I have also some remarks to the manuscript:

-          In lines 285-287 the authors stated that the presence of 1,8-cineole in bacteria is described for the first time in literature. I advise the authors to check the paper by Dr. Chiaki Nakano, Hyo-Kyoung Kim, Prof. Yasuo Ohnishi published in 2011 doi: 10.1002/cbic.201100330, Identification of the First Bacterial Monoterpene Cyclase, a 1,8-Cineole Synthase, that Catalyzes the Direct Conversion of Geranyl Diphosphate.

-          The minor once are:

-          L67 Volatile Organic Compounds should be with lower case

-          L81, L238, L303, L304, L305, L417 Arabidopsis should be with italics or lower case

-          L118 Calcium Orange lower case

-          L348 K+ upper index for +

-          I ask the authors to try increase the quality of Figure 7

Author Response

We thank the reviewer for the appreciation of our work and for providing important comments that helped us to improve the manuscript.

-          As the plants were grown together with the bacteria on bipartite squared Petri dish I have been wondering about the concentration of mVOC. Was it check in some way to be sure, that the concentration was the same or standardized in other way (the same number of plants, the same amount of bacteria…).

R: we thank the reviewer for raising this important point. A new sentence in the materials and methods clarifies that “In order to standardize the experiments, the same number of seeds and the same amount of E. amylovora CFU were always used”

-          The Figure 13 suggests that all mVOC molecules, which have bioactive properties, influence Arabidopsis growth through the same mechanism, by Ca2+, K+, H2O2, NO. I am not sure about it.

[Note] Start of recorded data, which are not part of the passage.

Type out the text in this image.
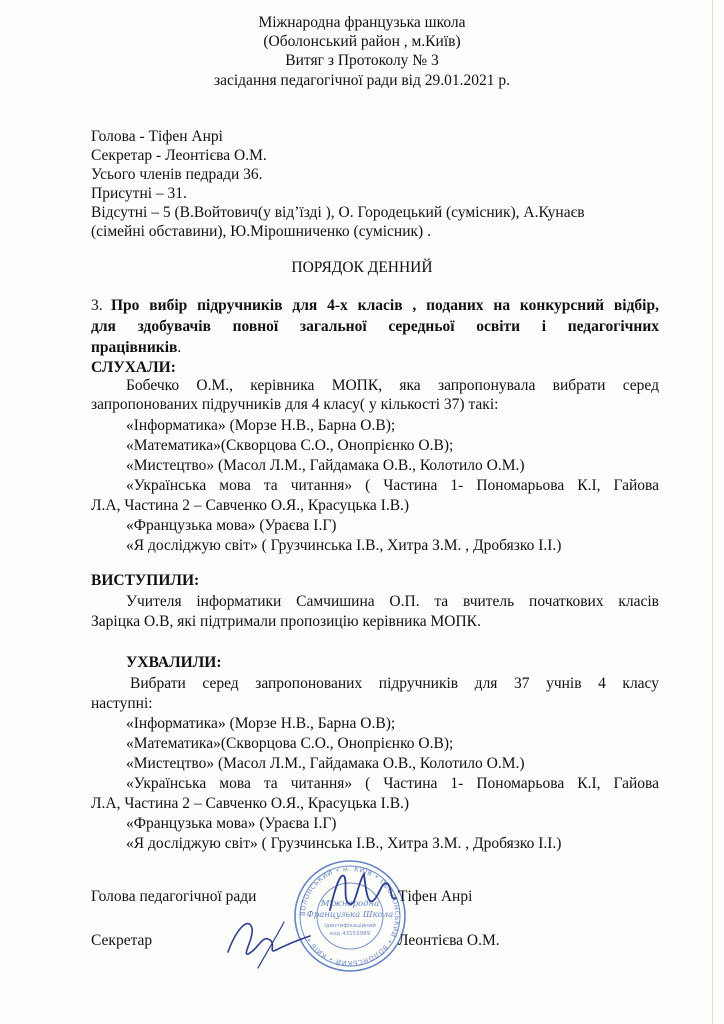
Міжнародна французька школа
(Оболонський район , м.Київ)
Витяг з Протоколу № 3
засідання педагогічної ради від 29.01.2021 р.
Голова - Тіфен Анрі
Секретар - Леонтієва О.М.
Усього членів педради 36.
Присутні – 31.
Відсутні – 5 (В.Войтович(у від’їзді ), О. Городецький (сумісник), А.Кунаєв
(сімейні обставини), Ю.Мірошниченко (сумісник) .
ПОРЯДОК ДЕННИЙ
3. Про вибір підручників для 4-х класів , поданих на конкурсний відбір,
для здобувачів повної загальної середньої освіти і педагогічних
працівників.
СЛУХАЛИ:
Бобечко О.М., керівника МОПК, яка запропонувала вибрати серед
запропонованих підручників для 4 класу( у кількості 37) такі:
«Інформатика» (Морзе Н.В., Барна О.В);
«Математика»(Скворцова С.О., Онопрієнко О.В);
«Мистецтво» (Масол Л.М., Гайдамака О.В., Колотило О.М.)
«Українська мова та читання» ( Частина 1- Пономарьова К.І, Гайова
Л.А, Частина 2 – Савченко О.Я., Красуцька І.В.)
«Французька мова» (Ураєва І.Г)
«Я досліджую світ» ( Грузчинська І.В., Хитра З.М. , Дробязко І.І.)
ВИСТУПИЛИ:
Учителя інформатики Самчишина О.П. та вчитель початкових класів
Заріцка О.В, які підтримали пропозицію керівника МОПК.
УХВАЛИЛИ:
Вибрати серед запропонованих підручників для 37 учнів 4 класу
наступні:
«Інформатика» (Морзе Н.В., Барна О.В);
«Математика»(Скворцова С.О., Онопрієнко О.В);
«Мистецтво» (Масол Л.М., Гайдамака О.В., Колотило О.М.)
«Українська мова та читання» ( Частина 1- Пономарьова К.І, Гайова
Л.А, Частина 2 – Савченко О.Я., Красуцька І.В.)
«Французька мова» (Ураєва І.Г)
«Я досліджую світ» ( Грузчинська І.В., Хитра З.М. , Дробязко І.І.)
ВОЛОНСЬКИЙ • м. КИЇВ • ОБОЛОНСЬКИЙ • ВОЛОНСЬКИЙ • КИЇВ •
Міжнародна
Французька Школа
Ідентифікаційний
код 43153989
Голова педагогічної ради	Тіфен Анрі
Секретар	Леонтієва О.М.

I also doubt if there was a specific receptor for each mVOC molecules. Some of them could be transported into cytoplasm through plasma membrane, especially if they are present in extracellular space as gas form.

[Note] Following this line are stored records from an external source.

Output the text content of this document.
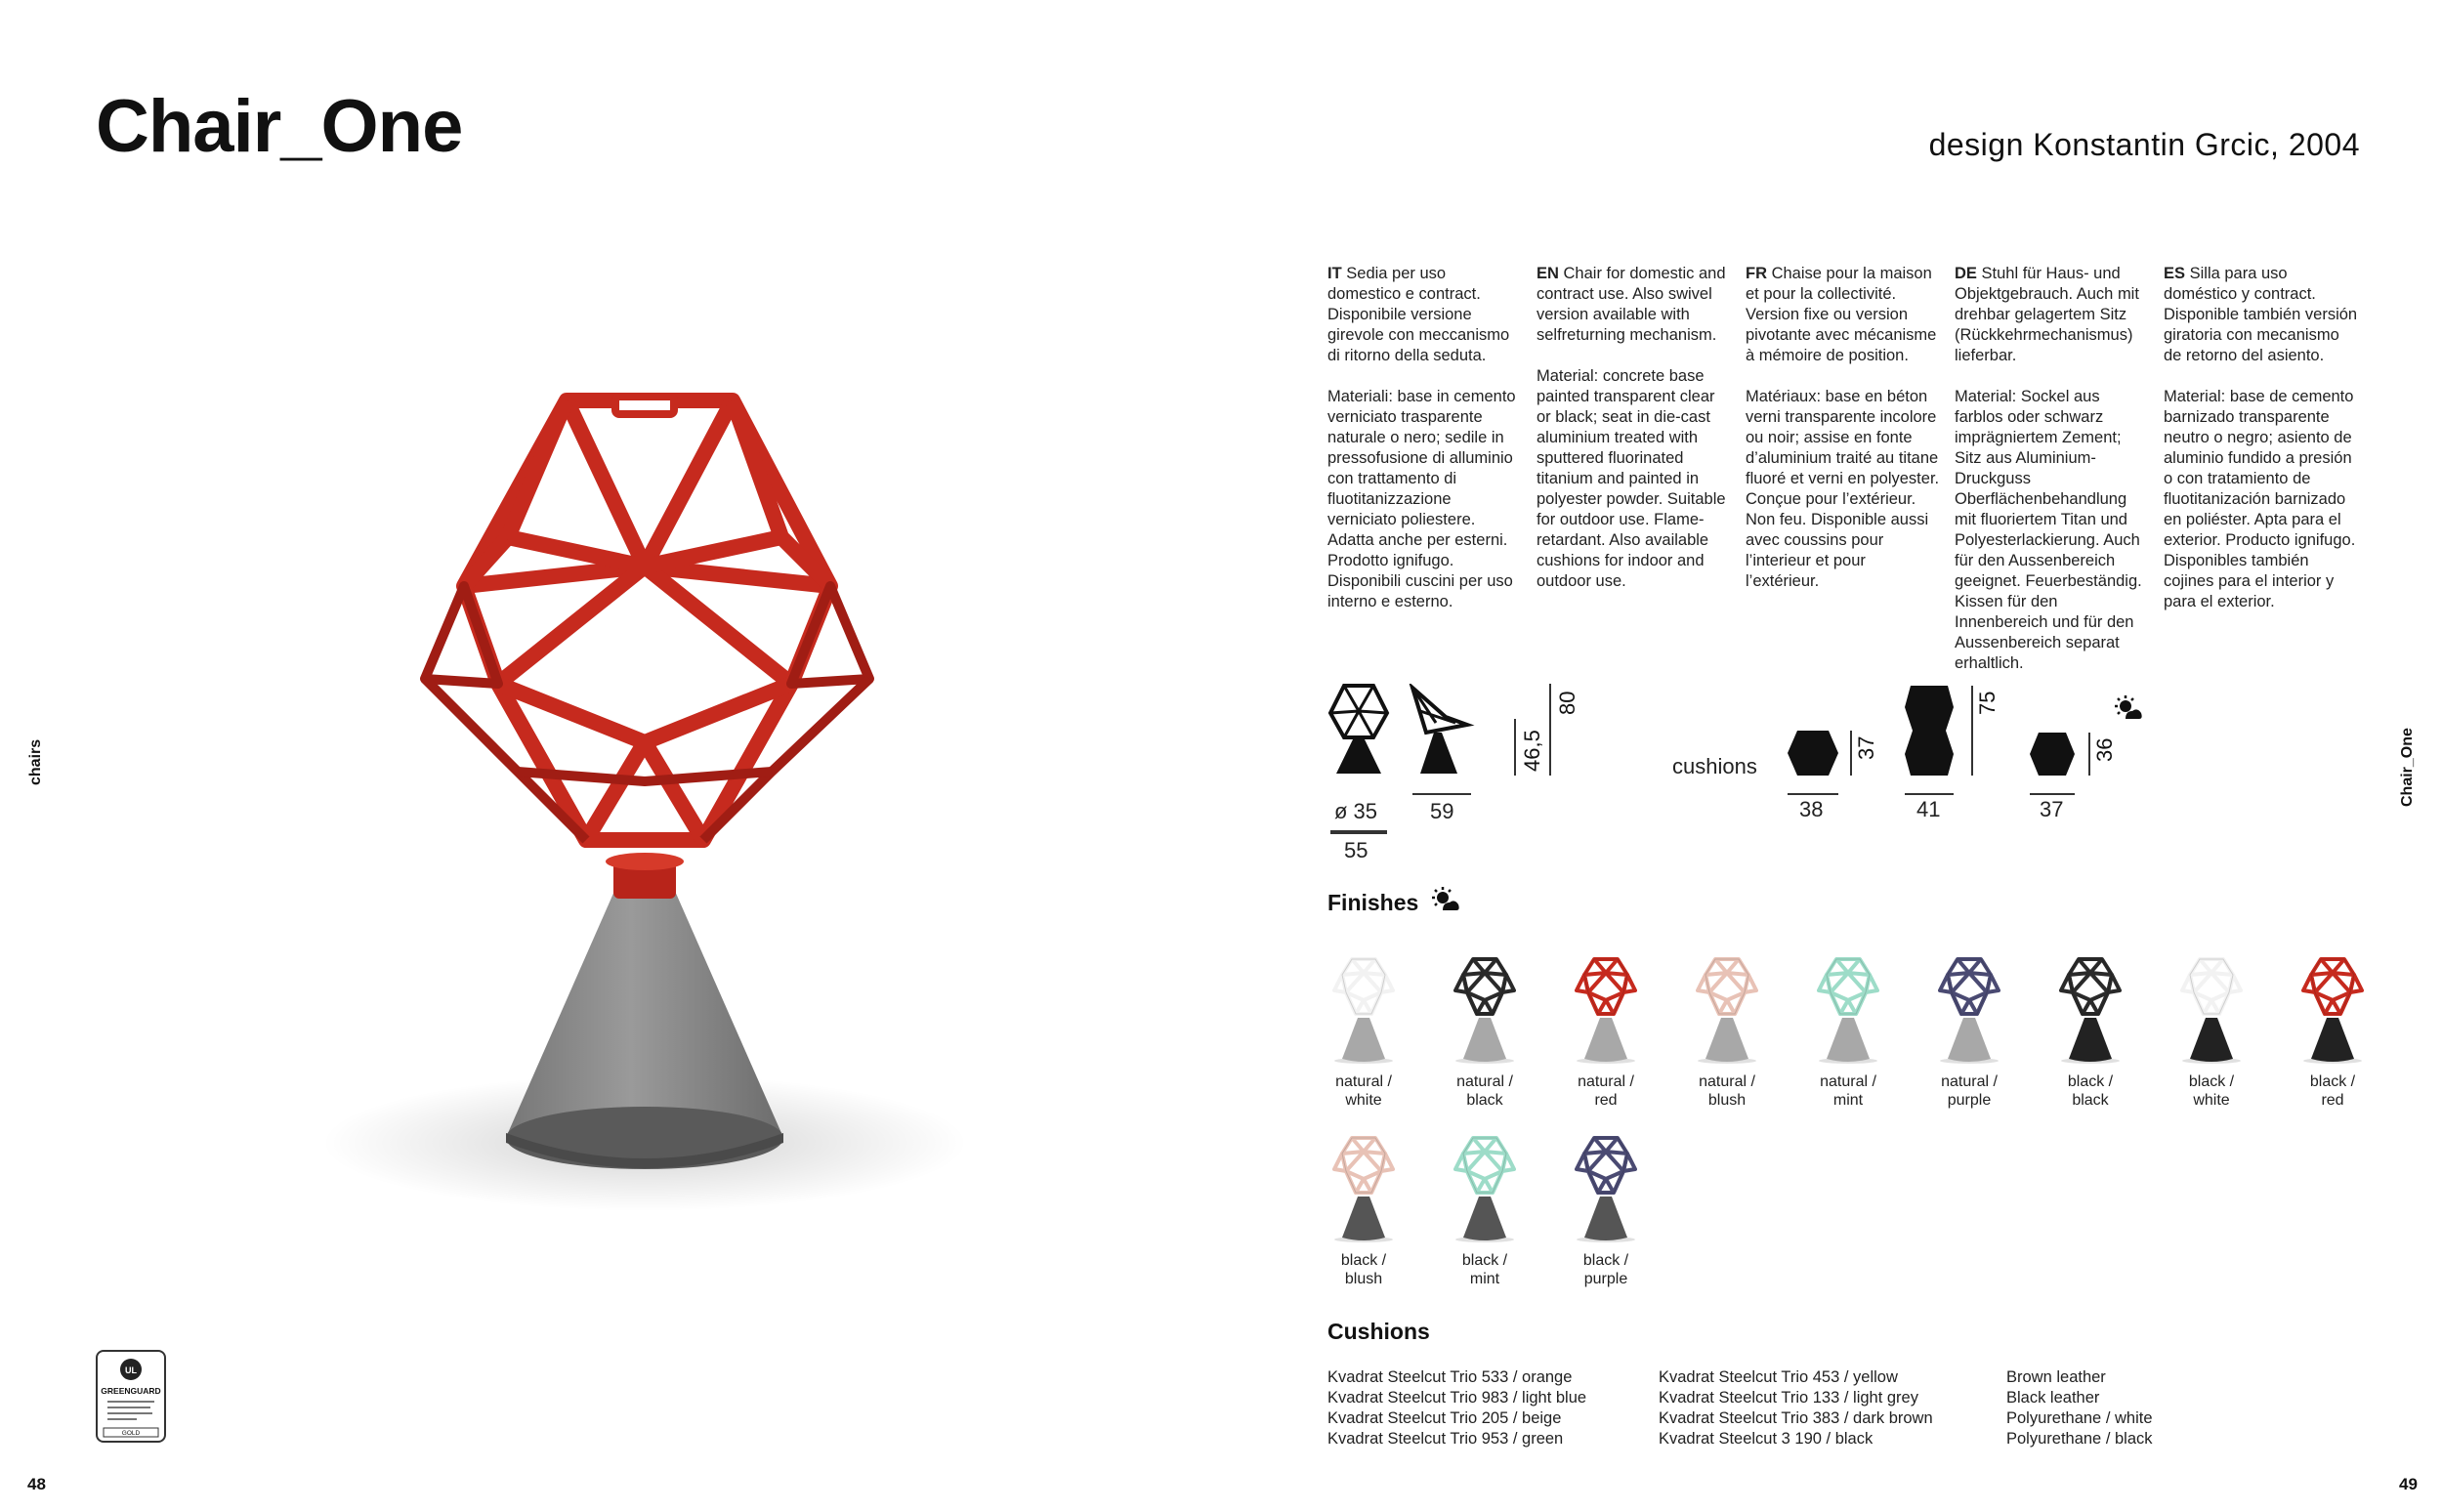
Chair_One	design Konstantin Grcic, 2004
chairs	Chair_One
48	49

IT Sedia per uso domestico e contract. Disponibile versione girevole con meccanismo di ritorno della seduta.

Materiali: base in cemento verniciato trasparente naturale o nero; sedile in pressofusione di alluminio con trattamento di fluotitanizzazione verniciato poliestere. Adatta anche per esterni. Prodotto ignifugo. Disponibili cuscini per uso interno e esterno.

EN Chair for domestic and contract use. Also swivel version available with selfreturning mechanism.

Material: concrete base painted transparent clear or black; seat in die-cast aluminium treated with sputtered fluorinated titanium and painted in polyester powder. Suitable for outdoor use. Flame-retardant. Also available cushions for indoor and outdoor use.

FR Chaise pour la maison et pour la collectivité. Version fixe ou version pivotante avec mécanisme à mémoire de position.

Matériaux: base en béton verni transparente incolore ou noir; assise en fonte d’aluminium traité au titane fluoré et verni en polyester. Conçue pour l’extérieur. Non feu. Disponible aussi avec coussins pour l’interieur et pour l’extérieur.

DE Stuhl für Haus- und Objektgebrauch. Auch mit drehbar gelagertem Sitz (Rückkehrmechanismus) lieferbar.

Material: Sockel aus farblos oder schwarz imprägniertem Zement; Sitz aus Aluminium-Druckguss Oberflächenbehandlung mit fluoriertem Titan und Polyesterlackierung. Auch für den Aussenbereich geeignet. Feuerbeständig. Kissen für den Innenbereich und für den Aussenbereich separat erhaltlich.

ES Silla para uso doméstico y contract. Disponible también versión giratoria con mecanismo de retorno del asiento.

Material: base de cemento barnizado transparente neutro o negro; asiento de aluminio fundido a presión o con tratamiento de fluotitanización barnizado en poliéster. Apta para el exterior. Producto ignifugo. Disponibles también cojines para el interior y para el exterior.

ø 35
55
59
46,5
80
cushions
38
37
41
75
37
36
Finishes
natural /
white
natural /
black
natural /
red
natural /
blush
natural /
mint
natural /
purple
black /
black
black /
white
black /
red
black /
blush
black /
mint
black /
purple
Cushions
Kvadrat Steelcut Trio 533 / orange
Kvadrat Steelcut Trio 983 / light blue
Kvadrat Steelcut Trio 205 / beige
Kvadrat Steelcut Trio 953 / green
Kvadrat Steelcut Trio 453 / yellow
Kvadrat Steelcut Trio 133 / light grey
Kvadrat Steelcut Trio 383 / dark brown
Kvadrat Steelcut 3 190 / black
Brown leather
Black leather
Polyurethane / white
Polyurethane / black
UL
GREENGUARD
GOLD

R: we agree with the remarks of the reviewer about the generalization of the Scheme of Figure 13 (now corrected to Figure 12). We added a sentences that takes in consideration the fact that not all mVOCs might act in the same way.

I have also some remarks to the manuscript:

-          In lines 285-287 the authors stated that the presence of 1,8-cineole in bacteria is described for the first time in literature. I advise the authors to check the paper by Dr. Chiaki Nakano, Hyo-Kyoung Kim, Prof. Yasuo Ohnishi published in 2011 doi: 10.1002/cbic.201100330, Identification of the First Bacterial Monoterpene Cyclase, a 1,8-Cineole Synthase, that Catalyzes the Direct Conversion of Geranyl Diphosphate.

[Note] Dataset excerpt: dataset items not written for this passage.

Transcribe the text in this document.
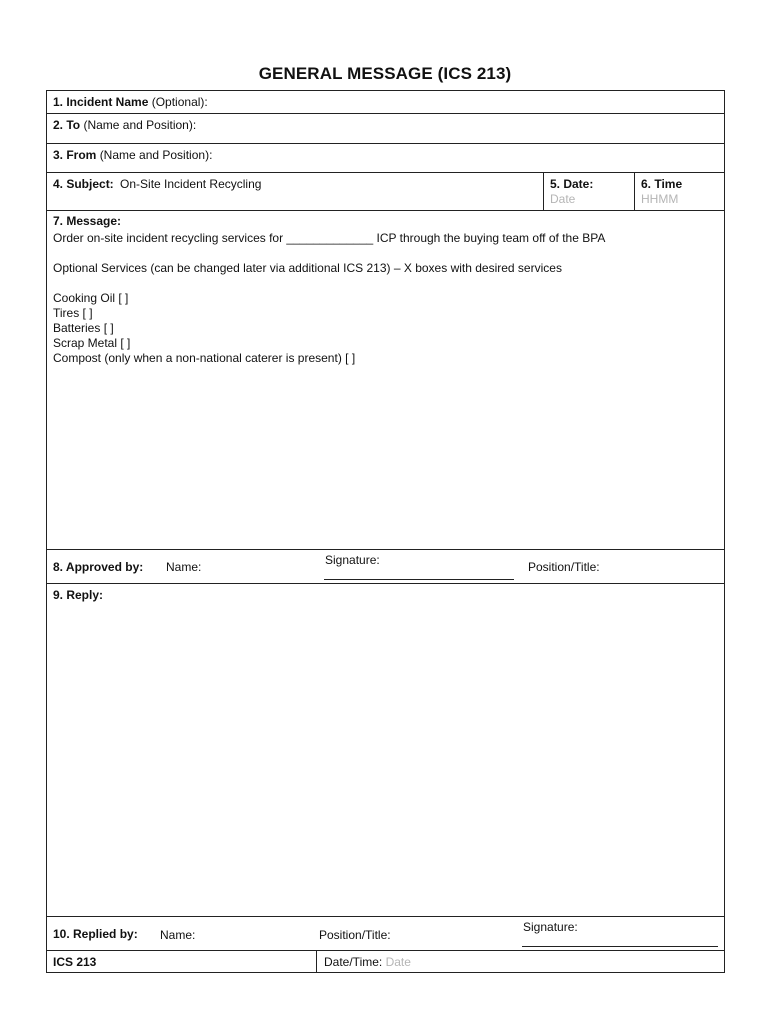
GENERAL MESSAGE (ICS 213)
1. Incident Name (Optional):
2. To (Name and Position):
3. From (Name and Position):
4. Subject: On-Site Incident Recycling	5. Date:
Date
6. Time
HHMM
7. Message:
Order on-site incident recycling services for _____________ ICP through the buying team off of the BPA
Optional Services (can be changed later via additional ICS 213) – X boxes with desired services
Cooking Oil [ ]
Tires [ ]
Batteries [ ]
Scrap Metal [ ]
Compost (only when a non-national caterer is present) [ ]
8. Approved by: Name:	Signature:	Position/Title:
9. Reply:
10. Replied by: Name:	Position/Title:
Signature:
ICS 213	Date/Time: Date
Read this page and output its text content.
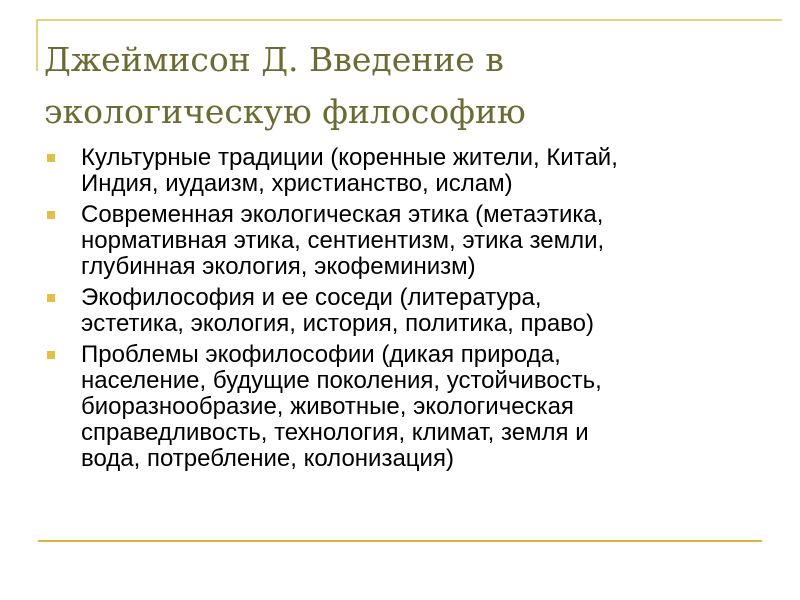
Джеймисон Д. Введение в
экологическую философию
Культурные традиции (коренные жители, Китай,
Индия, иудаизм, христианство, ислам)
Современная экологическая этика (метаэтика,
нормативная этика, сентиентизм, этика земли,
глубинная экология, экофеминизм)
Экофилософия и ее соседи (литература,
эстетика, экология, история, политика, право)
Проблемы экофилософии (дикая природа,
население, будущие поколения, устойчивость,
биоразнообразие, животные, экологическая
справедливость, технология, климат, земля и
вода, потребление, колонизация)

R: we thank very much the reviewer for suggesting this important references that we overlooked. A new sentence now reports the presence of the sesquiterpene cyclase in S. clavuligerus that is able to convert GGPP into 1,8-cineole.

-          The minor once are:

-          L67 Volatile Organic Compounds should be with lower case

R: done

-          L81, L238, L303, L304, L305, L417 Arabidopsis should be with italics or lower case

R: we changed the term Arabidopsis with the latin name A. thaliana throughout the text

-          L118 Calcium Orange lower case

R: done

-          L348 K+ upper index for +

R: done

-          I ask the authors to try increase the quality of Figure 7

R: we thank the reviewer for this remark. We redraw figure 7 also according to the reviewer 2 suggestions and we increased the font size in order to obtain a better visibility of protein labels.

Round 2

Reviewer 2 Report

Now I am fine with it, thanks.

Reviewer 3 Report

The authors answered all my questions and modified the manuscript accordingly.